La vida de montaña, entonces, transforma al ser humano para bien, expandiendo su interior. Testimonio de ello ha quedado en las cartas del filósofo alemán al que ya aludimos, cuya primera opinión sobe su retiro alpino fue muy negativa, pero que a las dos semanas afirmaba haber encontrado el paraíso en la tierra. Otro tanto ocurrió con el naturalista y filósofo anarquista francés Eliseo Réclus, quien describe su proceso de enamoramiento de las cumbres en su librito “La Montaña”. Allí nos dice: “si había sentido alegría durante mis primeros pasos en la montaña, fue por haber entrado en la soledad, y porque rocas, bosques, y todo un nuevo mundo, se elevaban entre mí y mi triste pasado. Pero comprendí un día que una nueva pasión se había deslizado en mi alma. Amaba a la montaña por sí misma, gustaba de su cabeza tranquila y altiva, iluminada por el sol cuando ya las sombras cubrían todo lo demás. Gustaba de sus fuertes hombros cargados de hielos de azulados reflejos; de sus laderas, en que los pastos alternan con los bosques y las quebradas; de sus poderosas raíces, extendidas a lo lejos como las de un inmenso árbol, y separadas por valles con sus riachuelos, cascadas, lagos y praderas. Gustaba de toda la montaña, hasta del musgo amarillo o verde que crece en la roca, hasta de la piedra solitaria que brilla en medio del pastizal”. Nada distinto a la oda a la montaña como espacio de genuina libertad y felicidad que hace Vicente Pérez Rosales en sus “Recuerdos del pasado”.
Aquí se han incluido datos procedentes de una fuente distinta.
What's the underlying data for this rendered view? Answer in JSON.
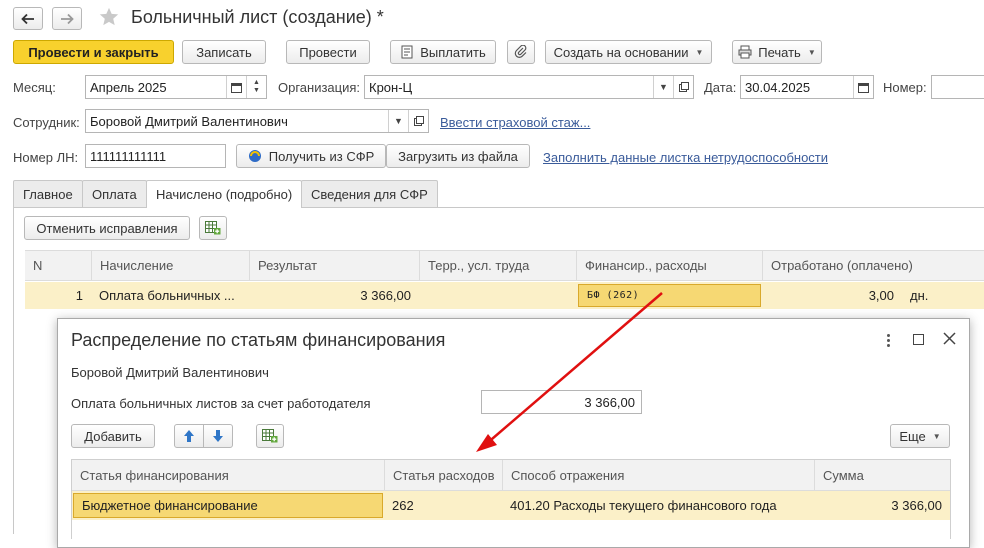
{
  "window": {
    "title": "Больничный лист (создание) *"
  },
  "toolbar": {
    "post_close": "Провести и закрыть",
    "save": "Записать",
    "post": "Провести",
    "pay": "Выплатить",
    "create_based": "Создать на основании",
    "print": "Печать"
  },
  "form": {
    "month_label": "Месяц:",
    "month_value": "Апрель 2025",
    "org_label": "Организация:",
    "org_value": "Крон-Ц",
    "date_label": "Дата:",
    "date_value": "30.04.2025",
    "number_label": "Номер:",
    "number_value": "",
    "employee_label": "Сотрудник:",
    "employee_value": "Боровой Дмитрий Валентинович",
    "insurance_link": "Ввести страховой стаж...",
    "ln_label": "Номер ЛН:",
    "ln_value": "111111111111",
    "get_sfr": "Получить из СФР",
    "load_file": "Загрузить из файла",
    "fill_link": "Заполнить данные листка нетрудоспособности"
  },
  "tabs": [
    {
      "label": "Главное"
    },
    {
      "label": "Оплата"
    },
    {
      "label": "Начислено (подробно)"
    },
    {
      "label": "Сведения для СФР"
    }
  ],
  "tab_content": {
    "cancel_corrections": "Отменить исправления"
  },
  "accrual_table": {
    "columns": [
      "N",
      "Начисление",
      "Результат",
      "Терр., усл. труда",
      "Финансир., расходы",
      "Отработано (оплачено)"
    ],
    "rows": [
      {
        "n": "1",
        "accrual": "Оплата больничных ...",
        "result": "3 366,00",
        "territory": "",
        "financing": "БФ (262)",
        "worked": "3,00",
        "unit": "дн."
      }
    ]
  },
  "popup": {
    "title": "Распределение по статьям финансирования",
    "employee": "Боровой Дмитрий Валентинович",
    "payment_label": "Оплата больничных листов за счет работодателя",
    "payment_value": "3 366,00",
    "add": "Добавить",
    "more": "Еще",
    "table": {
      "columns": [
        "Статья финансирования",
        "Статья расходов",
        "Способ отражения",
        "Сумма"
      ],
      "rows": [
        {
          "article": "Бюджетное финансирование",
          "expense": "262",
          "method": "401.20 Расходы текущего финансового года",
          "amount": "3 366,00"
        }
      ]
    }
  },
  "colors": {
    "primary_button": "#f8d12d",
    "selected_row": "#fbf0c8",
    "selected_cell": "#f6d873",
    "link": "#3a5b9a",
    "arrow": "#e01010"
  }
}
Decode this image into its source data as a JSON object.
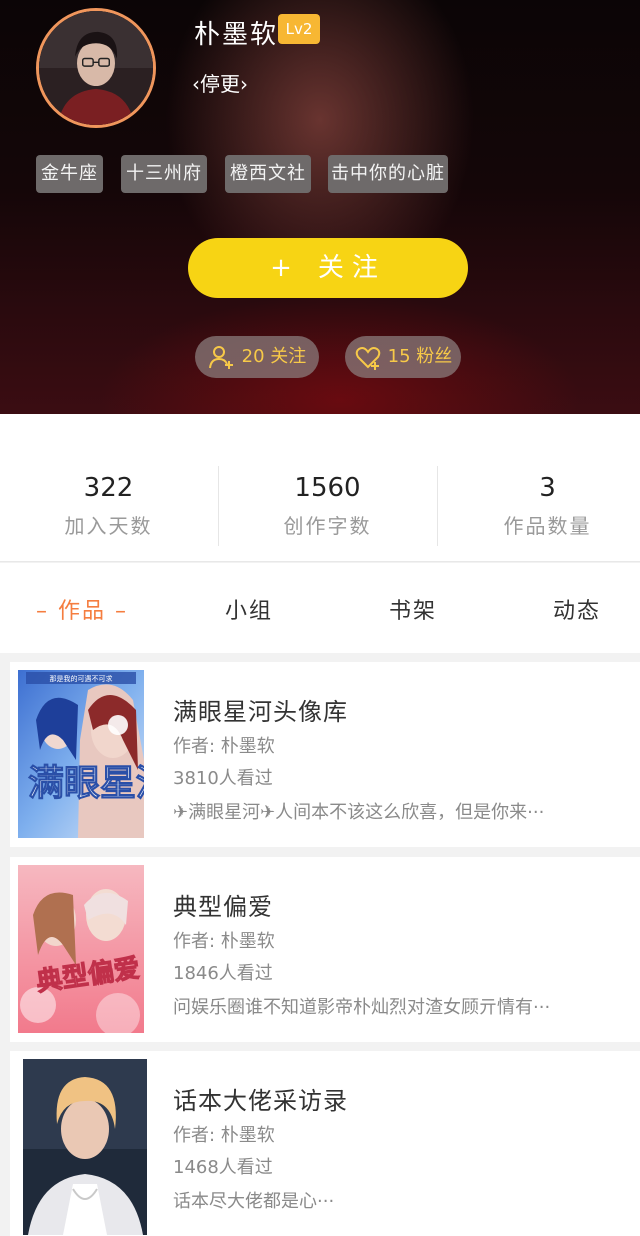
{
  "profile": {
    "name": "朴墨软",
    "level": "Lv2",
    "status": "‹停更›",
    "tags": [
      "金牛座",
      "十三州府",
      "橙西文社",
      "击中你的心脏"
    ],
    "follow_label": "关注",
    "follow_icon": "plus-icon",
    "following_count": "20 关注",
    "fans_count": "15 粉丝"
  },
  "stats": [
    {
      "value": "322",
      "label": "加入天数"
    },
    {
      "value": "1560",
      "label": "创作字数"
    },
    {
      "value": "3",
      "label": "作品数量"
    }
  ],
  "tabs": [
    {
      "label": "– 作品 –",
      "active": true
    },
    {
      "label": "小组",
      "active": false
    },
    {
      "label": "书架",
      "active": false
    },
    {
      "label": "动态",
      "active": false
    }
  ],
  "works": [
    {
      "title": "满眼星河头像库",
      "author": "作者: 朴墨软",
      "views": "3810人看过",
      "desc": "✈满眼星河✈人间本不该这么欣喜，但是你来···",
      "cover_text": "满眼星河",
      "cover_caption": "那是我的可遇不可求"
    },
    {
      "title": "典型偏爱",
      "author": "作者: 朴墨软",
      "views": "1846人看过",
      "desc": "问娱乐圈谁不知道影帝朴灿烈对渣女顾亓情有···",
      "cover_text": "典型偏爱"
    },
    {
      "title": "话本大佬采访录",
      "author": "作者: 朴墨软",
      "views": "1468人看过",
      "desc": "话本尽大佬都是心···"
    }
  ],
  "colors": {
    "accent": "#f57d3f",
    "follow_button": "#f7d414",
    "level_badge": "#f7b733",
    "pill_text": "#f7c948"
  }
}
En mi caso, vine a descubrir la montaña de viejo. Mi abuelo y mi padre fueron montañistas, y mi infancia está marcada por subidas a esquiar a Antillanca, en el volcán Casablanca, y pasadas por Farellones, donde está el refugio de mis abuelos, y donde mi familia arroja las cenizas de sus muertos en un imponente acantilado coronado por una cruz. Sin embargo, luego de haber dejado de esquiar por un accidente, y sin sentir mayor atracción por las alturas y el frío, mis únicas experiencias de montaña se redujeron a los funerales y a un par de ascensiones al volcán Calbuco desde Ensenada junto a un amigo montañista, cada una más peligrosa que la otra para alguien sin experiencia.

Lo que me entregó una nueva oportunidad para descubrir los cerros y las montañas, y las diversas formas en que uno puede aproximarse a ellos, ha sido el “trail running”, que se traduce algo así como “correr por senderos”. Muchas de las rutas de este deporte, que crece cada vez más en popularidad, son por cerros y montañas. Es una forma nueva de vivir nuestro territorio: de una mascada se abarca todo un espacio. Se pueden correr rutas desde 5 hasta 100 kilómetros, dependiendo del estado físico y las ganas. Se puede correr en solitario, en pareja, que es lo que más me gusta, o en grupos. Y también es un deporte cuya cultura dominante, por suerte, no está marcada por el insoportable sanismo que a veces coloniza los espacios deportivos. Luego de correr, lo normal es celebrar entre cervezas y hamburguesas.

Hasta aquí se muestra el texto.